Like α-tocopherol itself, there are different stereoisomers of α-tocopheryl acetate. Two main forms are D-α-tocopherol acetate, made from the natural D or RRR form of α-tocopherol, and DL-α-tocopherol acetate (more properly called all-rac-α-tocopherol acetate), made from the synthetic racemic mixture.

α-Tocopheryl acetate is often used in dermatological products such as skin creams. Unlike free tocopherol, it is not easily oxidized and can penetrate through the skin to the living cells, where about 5% is converted to free tocopherol.

The U.S. Centers for Disease Control and Prevention says that vitamin E acetate is a very strong culprit of concern in the 2019 outbreak of vaping-associated pulmonary injury (VAPI), but there is not yet sufficient evidence to rule out contributions from other chemicals. Vaporization of this ester produces toxic pyrolysis products.

Tocopheryl acetate was first synthesized in 1963 by workers at Hoffmann-La Roche.

==Use in cosmetics==
As a source of vitamin E, α-tocopheryl acetate is used in cosmetics for its alleged antioxidant benefits.
α-Tocopheryl acetate is used as an alternative to tocopherol itself because the phenolic hydroxyl group is blocked, providing a less acidic product with a longer shelf life. It is believed that the acetate is slowly hydrolyzed after it is absorbed into the skin, regenerating tocopherol and providing protection against the sun's ultraviolet rays.

Although there is widespread use of tocopheryl acetate as a topical medication, with claims for improved wound healing and reduced scar tissue, reviews have repeatedly concluded that there is insufficient evidence to support these claims.

There are reports of vitamin E-induced allergic contact dermatitis from use of vitamin E derivatives such as tocopheryl linoleate and tocopherol acetate in skin care products. Incidence is low despite widespread use.

==Misuse==

===Ingredient in vape liquids===

On September 5, 2019, the United States Food and Drug Administration (US FDA) announced that 10 out of 18, or 56% of the samples of vape liquids sent in by states, linked to the then recent vaping-related lung disease outbreak in the United States, tested positive for vitamin E acetate which had been used as a thickening agent by illicit THC vape cartridge manufacturers. On November 8, 2019, the Centers for Disease Control and Prevention (CDC) identified vitamin E acetate as a very strong culprit of concern in the vaping-related illnesses, but has not ruled out other chemicals or toxicants as possible causes. The CDC's findings were based on fluid samples from the lungs of 29 patients with vaping-associated pulmonary injury, which provided direct evidence of vitamin E acetate at the primary site of injury in all the 29 lung fluid samples tested. Research suggests when vitamin E acetate is inhaled, it may interfere with normal lung functioning. A 2020 study found that vaporizing vitamin E acetate produced carcinogenic alkenes and benzene, but also exceptionally toxic ketene gas, which may be a contributing factor to the pulmonary injuries.

==Chemistry==
At room temperature, α-tocopheryl acetate is a fat-soluble liquid. It has 3 chiral centers and thus 8 stereoisomers. It is made by esterifying α-tocopherol with acetic acid. 2R,4R,8R-isomer, also known as RRR-α-tocopheryl acetate, is the most common isomer used for various purposes. This is because α-tocopherol occurs in nature primarily as RRR-α-tocopherol.

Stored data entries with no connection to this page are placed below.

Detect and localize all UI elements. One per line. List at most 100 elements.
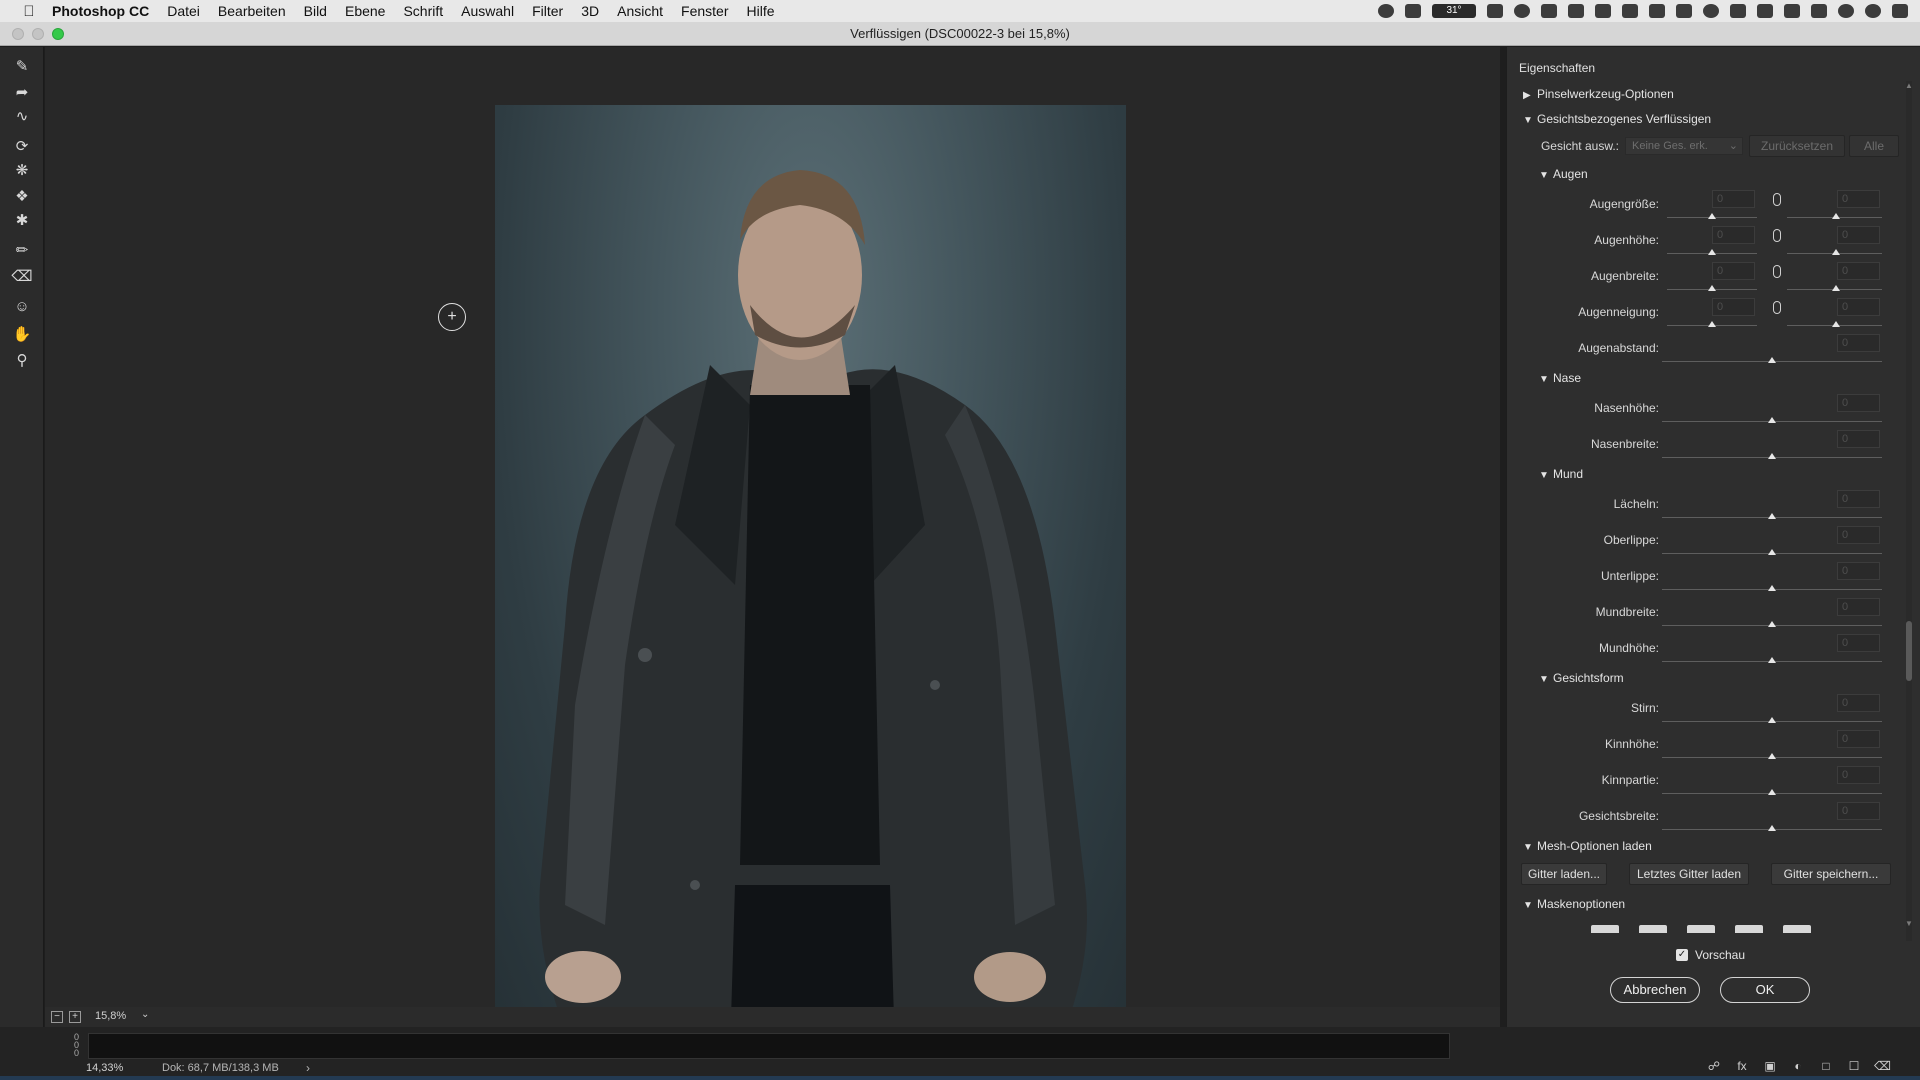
link-icon[interactable] (1773, 265, 1781, 278)
hd-icon[interactable] (1649, 4, 1665, 18)
eye-height-right-thumb[interactable] (1832, 249, 1840, 255)
link-icon[interactable]: ☍ (1706, 1059, 1722, 1073)
eye-size-right-thumb[interactable] (1832, 213, 1840, 219)
link-icon[interactable] (1773, 301, 1781, 314)
app-icon[interactable] (1405, 4, 1421, 18)
bookmark-icon[interactable] (1595, 4, 1611, 18)
forehead-value[interactable]: 0 (1837, 694, 1880, 712)
chin-height-thumb[interactable] (1768, 753, 1776, 759)
eye-tilt-left-value[interactable]: 0 (1712, 298, 1755, 316)
menu-datei[interactable]: Datei (167, 3, 200, 19)
mask-add-icon[interactable] (1639, 925, 1667, 933)
record-icon[interactable] (1378, 4, 1394, 18)
zoom-tool-icon[interactable]: ⚲ (11, 349, 33, 371)
upper-lip-value[interactable]: 0 (1837, 526, 1880, 544)
canvas-area[interactable]: + (45, 47, 1500, 1053)
scroll-down-icon[interactable]: ▼ (1905, 919, 1913, 928)
mouth-height-thumb[interactable] (1768, 657, 1776, 663)
nose-height-value[interactable]: 0 (1837, 394, 1880, 412)
chat-icon[interactable] (1676, 4, 1692, 18)
section-mouth[interactable]: ▼ Mund (1539, 467, 1583, 481)
menu-schrift[interactable]: Schrift (403, 3, 443, 19)
menu-auswahl[interactable]: Auswahl (461, 3, 514, 19)
notification-center-icon[interactable] (1892, 4, 1908, 18)
load-mesh-button[interactable]: Gitter laden... (1521, 863, 1607, 885)
ok-button[interactable]: OK (1720, 977, 1810, 1003)
chevron-right-icon[interactable]: › (306, 1061, 310, 1075)
chevron-down-icon[interactable]: ⌄ (141, 1009, 149, 1020)
menu-fenster[interactable]: Fenster (681, 3, 728, 19)
status-zoom[interactable]: 14,33% (86, 1062, 123, 1074)
menu-ansicht[interactable]: Ansicht (617, 3, 663, 19)
eye-tilt-right-value[interactable]: 0 (1837, 298, 1880, 316)
mask-replace-icon[interactable] (1591, 925, 1619, 933)
evernote-icon[interactable] (1622, 4, 1638, 18)
face-select-dropdown[interactable]: Keine Ges. erk. ⌄ (1625, 137, 1743, 155)
zoom-out-button[interactable]: − (51, 1011, 63, 1023)
jawline-value[interactable]: 0 (1837, 766, 1880, 784)
twirl-tool-icon[interactable]: ⟳ (11, 135, 33, 157)
zoom-in-button[interactable]: + (69, 1011, 81, 1023)
smile-value[interactable]: 0 (1837, 490, 1880, 508)
mouth-width-value[interactable]: 0 (1837, 598, 1880, 616)
reset-button[interactable]: Zurücksetzen (1749, 135, 1845, 157)
menu-filter[interactable]: Filter (532, 3, 563, 19)
forward-warp-tool-icon[interactable]: ✎ (11, 55, 33, 77)
mask-icon[interactable]: ▣ (1762, 1059, 1778, 1073)
reconstruct-tool-icon[interactable]: ➦ (11, 81, 33, 103)
mouth-height-value[interactable]: 0 (1837, 634, 1880, 652)
eye-height-left-thumb[interactable] (1708, 249, 1716, 255)
eye-height-left-value[interactable]: 0 (1712, 226, 1755, 244)
save-mesh-button[interactable]: Gitter speichern... (1771, 863, 1891, 885)
time-machine-icon[interactable] (1703, 4, 1719, 18)
forehead-thumb[interactable] (1768, 717, 1776, 723)
nose-height-thumb[interactable] (1768, 417, 1776, 423)
mask-subtract-icon[interactable] (1687, 925, 1715, 933)
photo-preview[interactable] (495, 105, 1126, 1053)
scrollbar-thumb[interactable] (1906, 621, 1912, 681)
menu-hilfe[interactable]: Hilfe (747, 3, 775, 19)
eye-distance-thumb[interactable] (1768, 357, 1776, 363)
hand-tool-icon[interactable]: ✋ (11, 323, 33, 345)
wifi-icon[interactable] (1757, 4, 1773, 18)
nose-width-value[interactable]: 0 (1837, 430, 1880, 448)
smile-thumb[interactable] (1768, 513, 1776, 519)
eye-width-right-value[interactable]: 0 (1837, 262, 1880, 280)
display-icon[interactable] (1487, 4, 1503, 18)
folder-icon[interactable]: □ (1818, 1059, 1834, 1073)
eye-width-left-value[interactable]: 0 (1712, 262, 1755, 280)
face-width-thumb[interactable] (1768, 825, 1776, 831)
push-left-tool-icon[interactable]: ✱ (11, 209, 33, 231)
eye-height-right-value[interactable]: 0 (1837, 226, 1880, 244)
zoom-value[interactable]: 15,8% (95, 1010, 126, 1022)
eye-width-right-thumb[interactable] (1832, 285, 1840, 291)
upper-lip-thumb[interactable] (1768, 549, 1776, 555)
temperature-badge[interactable]: 31° (1432, 4, 1476, 18)
eye-tilt-left-thumb[interactable] (1708, 321, 1716, 327)
fx-icon[interactable]: fx (1734, 1059, 1750, 1073)
eye-size-left-value[interactable]: 0 (1712, 190, 1755, 208)
mask-intersect-icon[interactable] (1735, 925, 1763, 933)
freeze-mask-tool-icon[interactable]: ✏ (11, 239, 33, 261)
thaw-mask-tool-icon[interactable]: ⌫ (11, 265, 33, 287)
link-icon[interactable] (1773, 193, 1781, 206)
mouth-width-thumb[interactable] (1768, 621, 1776, 627)
scroll-up-icon[interactable]: ▲ (1905, 81, 1913, 90)
menu-bearbeiten[interactable]: Bearbeiten (218, 3, 286, 19)
pucker-tool-icon[interactable]: ❋ (11, 159, 33, 181)
eye-size-left-thumb[interactable] (1708, 213, 1716, 219)
panel-scrollbar[interactable] (1906, 81, 1912, 941)
apple-icon[interactable]:  (20, 3, 38, 20)
cancel-button[interactable]: Abbrechen (1610, 977, 1700, 1003)
eye-tilt-right-thumb[interactable] (1832, 321, 1840, 327)
preview-checkbox[interactable]: ✓ (1676, 949, 1688, 961)
chin-height-value[interactable]: 0 (1837, 730, 1880, 748)
eye-width-left-thumb[interactable] (1708, 285, 1716, 291)
section-face-aware-liquify[interactable]: ▼ Gesichtsbezogenes Verflüssigen (1523, 112, 1711, 126)
dropbox-icon[interactable] (1568, 4, 1584, 18)
bluetooth-icon[interactable] (1730, 4, 1746, 18)
all-button[interactable]: Alle (1849, 135, 1899, 157)
eye-size-right-value[interactable]: 0 (1837, 190, 1880, 208)
app-menu[interactable]: Photoshop CC (52, 3, 149, 19)
section-brush-options[interactable]: ▶ Pinselwerkzeug-Optionen (1523, 87, 1674, 101)
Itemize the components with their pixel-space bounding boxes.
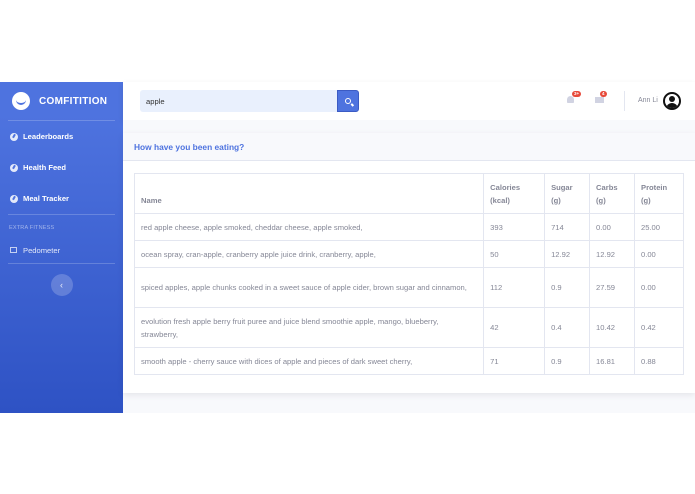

α-Tocopheryl acetate does not boil at atmospheric pressure and begins to degrade at 240 °C. It can be vacuum distilled: it boils at 184 °C at 0.01 mmHg, at 194 °C (0.025 mmHg) and at 224 °C (0.3 mmHg). In practice, it is not degraded notably by air, visible light or UV-radiation. It has a refractive index of 1.4950–1.4972 at 20 °C.

α-Tocopheryl acetate is hydrolyzed to α-tocopherol and acetic acid under suitable conditions or when ingested by people.